Jones Island

Another week of projected good weather inspired more self-isolation on the high seas. Once again the challenge was to plan in itinerary that included only uninhabited (or very sparsely inhabited) places.

We began our journey with a two-and-a-half hour cruise to little Jones Island. Jones, which lies just off the western coast of Orcas Island, is a favorite – ours and everyone else’s. It’s usually too crowded to make a stop worthwhile. But under present circumstances, it was pretty much all ours.

We began our visit with a two mile loop walk around the western half of the Island.

Jones is a small Island with harbors on the north and south sides. Each has three mooring buoys and room for some anchoring. Here’s a look back at the northern harbor as we began our loop walk.
Mary Anne learns about the project to restore native trees to the Island.
Some trees really make it hard on themselves!

We continued our visit to Jones the next day by walking the eastern, slightly longer, loop with our Anacortes friends Greg and Marlene.
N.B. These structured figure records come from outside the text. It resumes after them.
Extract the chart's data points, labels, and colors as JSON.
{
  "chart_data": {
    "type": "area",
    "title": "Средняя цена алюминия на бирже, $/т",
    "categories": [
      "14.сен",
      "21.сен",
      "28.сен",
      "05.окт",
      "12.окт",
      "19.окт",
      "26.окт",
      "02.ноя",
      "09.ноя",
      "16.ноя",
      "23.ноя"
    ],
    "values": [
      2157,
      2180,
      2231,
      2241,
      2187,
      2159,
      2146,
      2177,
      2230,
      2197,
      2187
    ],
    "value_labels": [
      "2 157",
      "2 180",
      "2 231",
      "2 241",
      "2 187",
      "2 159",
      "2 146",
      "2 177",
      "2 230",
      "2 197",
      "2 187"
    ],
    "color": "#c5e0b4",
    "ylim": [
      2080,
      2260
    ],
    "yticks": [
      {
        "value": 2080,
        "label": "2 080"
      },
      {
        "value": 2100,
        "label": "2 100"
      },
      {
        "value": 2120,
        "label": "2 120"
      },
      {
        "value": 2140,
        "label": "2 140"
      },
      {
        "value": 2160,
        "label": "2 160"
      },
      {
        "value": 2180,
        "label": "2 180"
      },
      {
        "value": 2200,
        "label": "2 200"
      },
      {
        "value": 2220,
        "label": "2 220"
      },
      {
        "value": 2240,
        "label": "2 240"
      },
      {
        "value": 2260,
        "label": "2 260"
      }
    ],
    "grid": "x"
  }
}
Marlene and Greg’s boat, Tradition, a Nordic Tug 37 floats in front of Impromptu
Notice the little flowers (at least that’s what I think they are)
Greg, Mary Anne and Marlene practice social distancing while looking across Spring Passage to Orcas Island
This is the harbor on the south side of Jones Island. There’s no dock and you have to be careful of rocks in the shallow water
The Island’s water tower set on the high point between the north and south camping areas
Someone’s artistic arrangement of a bit of deer scull

Jones Island is particularly nice when it’s all yours, but after three days, we decided that it was time to move on.